Its important to note that Election Year is single-player-shooter-game-as-film. Though its mostly only the neo-Nazis wielding the AKs, everyone resorts to some form of shotgun to get to and from safe spots. It’s hard to watch in the light of events in this country in the past two months, certainly, making us wonder, whether we want to or not, whether Purge-like entertainment really provides any valuable service to society.

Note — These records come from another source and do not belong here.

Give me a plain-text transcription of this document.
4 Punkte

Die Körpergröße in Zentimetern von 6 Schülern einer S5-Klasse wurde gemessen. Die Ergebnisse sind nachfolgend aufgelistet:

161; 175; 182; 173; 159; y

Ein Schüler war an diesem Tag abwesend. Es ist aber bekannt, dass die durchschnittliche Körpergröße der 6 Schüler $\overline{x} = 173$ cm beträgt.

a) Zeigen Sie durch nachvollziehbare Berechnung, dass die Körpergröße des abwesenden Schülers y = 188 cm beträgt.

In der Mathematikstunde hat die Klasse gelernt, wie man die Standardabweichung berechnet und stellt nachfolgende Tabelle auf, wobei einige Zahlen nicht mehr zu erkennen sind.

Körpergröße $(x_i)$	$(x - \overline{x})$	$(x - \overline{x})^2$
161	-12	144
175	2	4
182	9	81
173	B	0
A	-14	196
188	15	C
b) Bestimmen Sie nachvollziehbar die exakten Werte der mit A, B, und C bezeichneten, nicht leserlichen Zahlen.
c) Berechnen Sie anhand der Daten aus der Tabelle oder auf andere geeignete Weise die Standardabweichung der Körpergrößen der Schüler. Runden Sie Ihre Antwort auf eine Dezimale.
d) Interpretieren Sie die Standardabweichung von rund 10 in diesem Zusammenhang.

But maybe we need to be confronted with Election Year’s 1984-meets-Hostel picture of the era into which Trump’s ascendancy could lead us. Maybe its troublesome contradictions are truly the perfect evocation of our contemporary reality — sadly, immutable, unless we find some fairy-tale way of pulling together to effect bulletproof change. But still, Election Year is on some deep level, all-American escapism at its core; the same people win, and with the would-be finite ending leaving open the possibility for a sequel, we can assume that, as in America, the same old conflicts will persist in the Purge universe.